Аппарат Бодо умолк. Телеграфист чуть повернул круглую, остриженную голову. Лавр Георгиевич передернул листочки с записями, один из них упал и улегся у самых ног солдата. «…Сообщаю вам, стоящим у кормила власти, что Родина накануне безвозвратной гибели, что время слов, увещеваний и пожеланий прошло, что необходима непоколебимо государственная власть. Я заявляю, что, занимая высокоответственный пост, я никогда в жизни не соглашусь быть одним из орудий гибели Родины. Довольно! Я заявляю, что если правительство не утвердит предложенных мною мер и тем самым лишит меня единственного средства спасти армию и использовать ее по действительному ее назначению защиты Родины и Свободы, то я, генерал Корнилов, самовольно слагаю с себя полномочия главкома».
Сморщив лицо, генерал бесцельно дергал оставшиеся листочки.
– Все! – отрубил он и зашагал из аппаратной.
– Ваше высокопревосходительство!.. – окликнул телегра фист. Он протягивал подобранный из-под ног листочек.
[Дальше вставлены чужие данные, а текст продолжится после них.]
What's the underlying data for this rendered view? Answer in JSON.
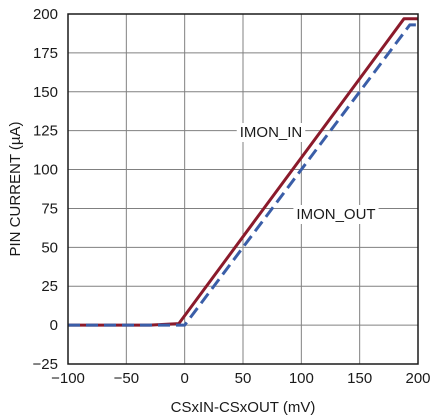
{
  "chart_data": {
    "type": "line",
    "title": "",
    "xlabel": "CSxIN-CSxOUT (mV)",
    "ylabel": "PIN CURRENT (µA)",
    "xlim": [
      -100,
      200
    ],
    "ylim": [
      -25,
      200
    ],
    "xticks": [
      "−100",
      "−50",
      "0",
      "50",
      "100",
      "150",
      "200"
    ],
    "yticks": [
      "−25",
      "0",
      "25",
      "50",
      "75",
      "100",
      "125",
      "150",
      "175",
      "200"
    ],
    "grid": true,
    "series": [
      {
        "name": "IMON_IN",
        "color": "#8b1a2b",
        "dash": "solid",
        "x": [
          -100,
          -30,
          -5,
          188,
          200
        ],
        "y": [
          0,
          0,
          1,
          197,
          197
        ]
      },
      {
        "name": "IMON_OUT",
        "color": "#3a5ea8",
        "dash": "dashed",
        "x": [
          -100,
          -30,
          0,
          193,
          200
        ],
        "y": [
          0,
          0,
          0,
          193,
          193
        ]
      }
    ]
  }
}
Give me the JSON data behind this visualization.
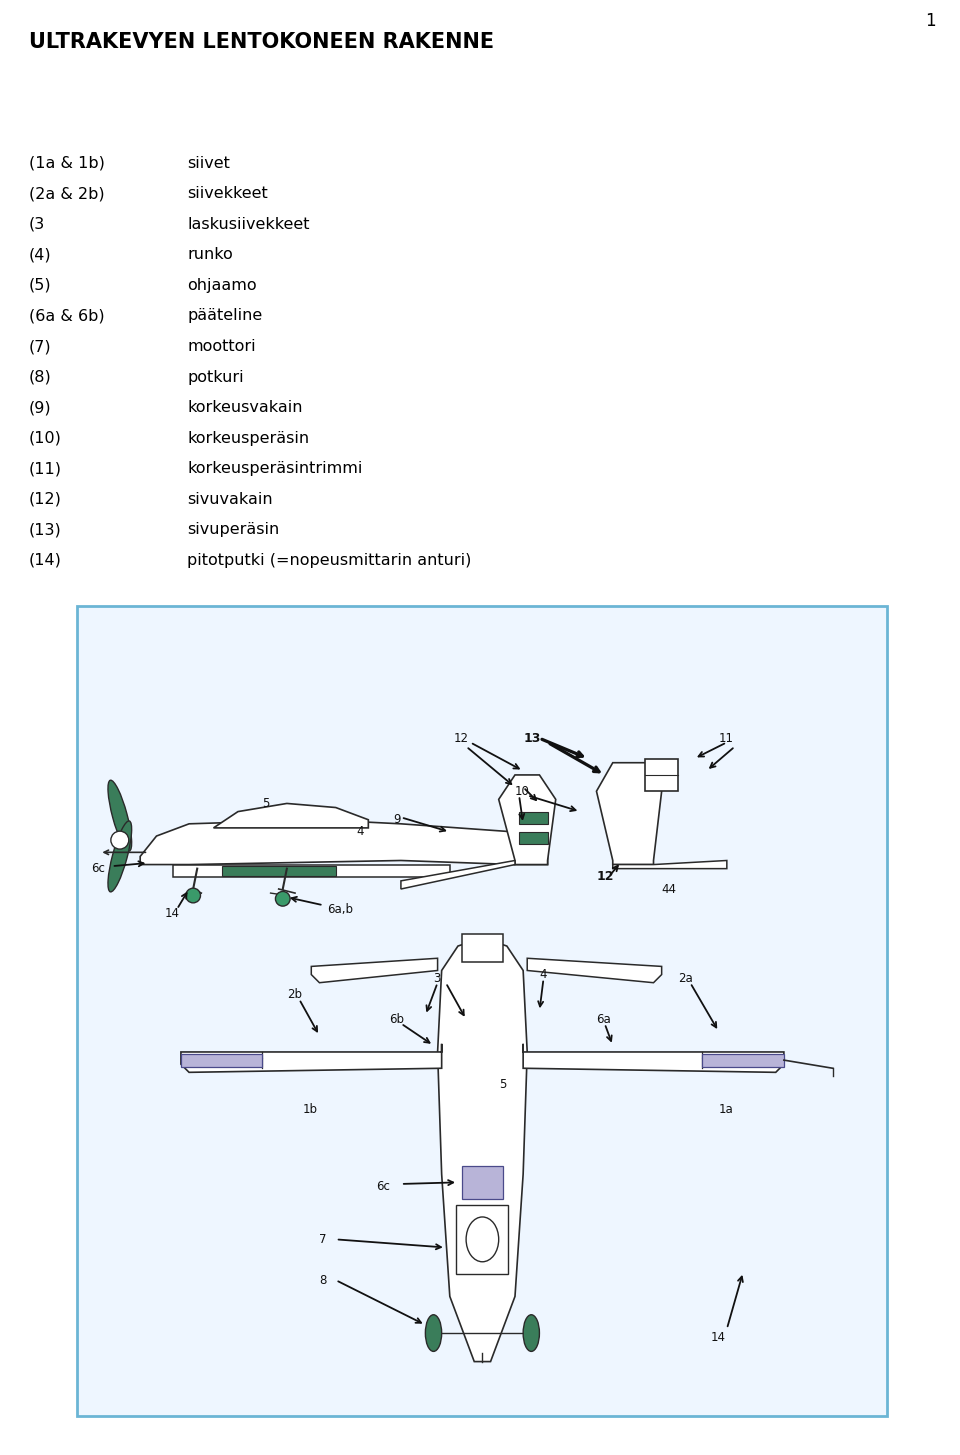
{
  "title": "ULTRAKEVYEN LENTOKONEEN RAKENNE",
  "page_number": "1",
  "background_color": "#ffffff",
  "box_border_color": "#6BB5D5",
  "text_color": "#000000",
  "legend_items": [
    [
      "(1a & 1b)",
      "siivet"
    ],
    [
      "(2a & 2b)",
      "siivekkeet"
    ],
    [
      "(3",
      "laskusiivekkeet"
    ],
    [
      "(4)",
      "runko"
    ],
    [
      "(5)",
      "ohjaamo"
    ],
    [
      "(6a & 6b)",
      "pääteline"
    ],
    [
      "(7)",
      "moottori"
    ],
    [
      "(8)",
      "potkuri"
    ],
    [
      "(9)",
      "korkeusvakain"
    ],
    [
      "(10)",
      "korkeusperäsin"
    ],
    [
      "(11)",
      "korkeusperäsintrimmi"
    ],
    [
      "(12)",
      "sivuvakain"
    ],
    [
      "(13)",
      "sivuperäsin"
    ],
    [
      "(14)",
      "pitotputki (=nopeusmittarin anturi)"
    ]
  ],
  "green_color": "#3A7D5A",
  "teal_color": "#3A9A6A",
  "lavender_color": "#B8B4D8",
  "diagram_bg": "#EEF6FF"
}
Лавр Георгиевич забрал и на ходу просматривал. Это была приготовленная запись. В телеграмму она не попала. «…Вся ответственность падет на тех, что словами думает править на тех полях, где царит смерть и позор предательства, малодушие и себялюбие».
Савинков, приготавливая телеграмму командующего фронтом на стол премьер-министра, четко и решительно приписал в верхнем углу: «Со своей стороны разделяю мнение генерала Корнилова и поддерживаю все высказанное им от слова и до слова».
12 июля, с утра, на заседании Временного правительства без всяких прений был принят закон о введении смертной казни.